Ben psikoloğa gidersem onu da delirtirim
Geçenlerde sosyal medya üzerinden böyle bir gönderiye rast geldim. Bir çok meslektaşım da paylaştı. Bir hanımefendi; ‘’ben psikoloğa gidersem onu da delirtirim’’ diye bir yazı paylaşmış peşi sıra meslekten olan biri cevap olarak ‘’bizim psikolojimiz çok daha geri bir tarihte bozulduğu için biz bunu meslek haline getirmişiz. Yani yetişemedin, geç kaldın’’ yazmış. Gelin hep birlikte bunun bilimsel dayanaklarını irdeleyelim.

Alice Miller Yetenekli Çocuğun Dramı kitabının birinci bölümünün başlığını “Yetenekli Çocuğun Dramı ve Nasıl Psikoterapist Olduk?” olarak atmıştır. İçeriğinde terapist olarak çalıştığı yirmi yıl boyunca yardıma yönelik meslekler seçen kimselerin belli bir yazgısı olduğuna dair çıkarımlarda bulunmuştur. Duygusal olarak çok güvensiz olan bir anne-baba-ebeveyn tarafından büyütülen çocuğun onu yetiştiren ebeveyni tarafından gelen güvensiz ortamı bilinçsiz olarak hissedip cevaplamaya yönelmesi, yani kendisinden bilinçsizce beklenen işlevi üstlenmek şeklinde bir yetenek geliştirdiğinden bahsetmektedir. Bu örüntüde büyüyen çocuk anne babasının ‘’sevgisini’’ güvenceye almıştır. Anne, baba ile anlayış üzerine ilişki kurmak zorunda olan çocuk uyum sağlama yeteneğini arttırıp bunu ileri derecede geliştirdikten sonra gün sonunda anne babasının sırdaşı, teselli edicisi, öğüt vericisi, desteği olmakla kalmayıp kardeş sorumluluğunu da üstlenir. Ve bu çocuk zamanla başkalarının bilinçsiz olarak gönderdiği sinyaller için özel bir duyum sistemi oluşturur. Böyle bir örüntüde yetişmiş çocuğun, yetişkinlikte psikoterapiyi meslek olarak seçmesine hayret edilmemelidir (Miller,2022,s:17,18).
Psikodinamik psikoterapide terapistin natural bir duruşa sahip olması beklenir. Danışan seans içerisinde duygudan duyguya girer, terapist bu konumda kapsayıcı ve aktarıma girmeden varolma görevindedir. Çocukken duygusu anlaşılmamış, kapsanmamış çocuk ‘’belli duyguları kendinden uzak tutmayı’’ daha küçükken sanat haline getirmişlerdir.
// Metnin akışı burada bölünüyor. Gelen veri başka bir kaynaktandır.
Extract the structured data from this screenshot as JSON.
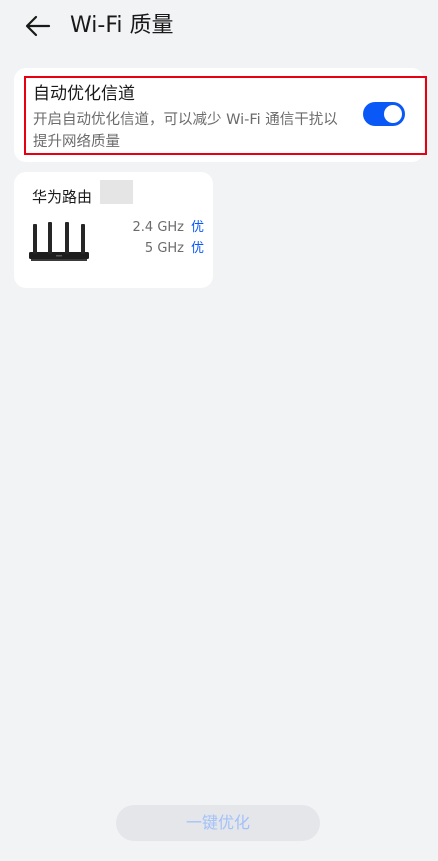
{
  "header": {
    "title": "Wi-Fi 质量",
    "back_icon": "arrow-left-icon"
  },
  "channel_setting": {
    "title": "自动优化信道",
    "description": "开启自动优化信道，可以减少 Wi-Fi 通信干扰以提升网络质量",
    "enabled": true,
    "toggle_color": "#0a59f7"
  },
  "router": {
    "name": "华为路由",
    "bands": [
      {
        "name": "2.4 GHz",
        "quality": "优"
      },
      {
        "name": "5 GHz",
        "quality": "优"
      }
    ]
  },
  "footer": {
    "optimize_label": "一键优化"
  },
  "colors": {
    "accent": "#0a59f7",
    "highlight": "#e60012",
    "background": "#f1f3f5"
  }
}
Dolayısıyla duygusu kapsanmamış ve anlaşılmamış çocuk yetişkinlikte terapist koltuğuna oturduğunda karşısında oturan danışanın aktarımına kapılmayacak, profesyonel müdahalede bulunabilecektir. Pek tabi bu tek başına bir gerekçe olmamaktadır. Bizler terapist olarak, kendi terapi süreçlerimizden geçiyor, süpervizyonlarımızı alıyoruz.
Bir diğer taraftan, anne babası tarafından görülmemiş, duygusu kapsanmamış her çocuk terapist olmayacaktır. Birincil ve ikincil aynalanma eksikliğiyle büyüyen, hayatına ego kapasitesini güçlendirecek kimseler girmeyen çocuk yetişkinlikte insanlığa ve kendine zarar verici bir pozisyonda yer alabilmektedir. Bir katil gibi. Belki de tüm çocukluğunda yok sayılmış, görülmemiş, anlaşılmamıştır. Oysa önüne ego kapasitesini güçlendirecek ve agresyonunu başka bir yöne dağıtacak bir yetişkin çıkmış olsa, cerrah, kasap, bedensel güç kullanılan sporlarda başarılı bir birey olabilecektir.
Sonuç olarak, mizah amaçlı veyahut değil, bir gönderi üzerinden yaşanılan diyaloğun gerçekliği üzerine yazdığım yazıda bir ışık yakmak istedim. Terapi odasında kimsenin kimseyi delirtmediğini, terapistin nihai hedefinin “danışana zarar vermemek” olduğunu belirtmek isterim.
Bir sonraki yazıda görüşmek dileğiyle.
Referanslar
Miller, A. (2022). Yetenekli Çocuğun Dramı., Çev. Avşar, E., Profil Kitap.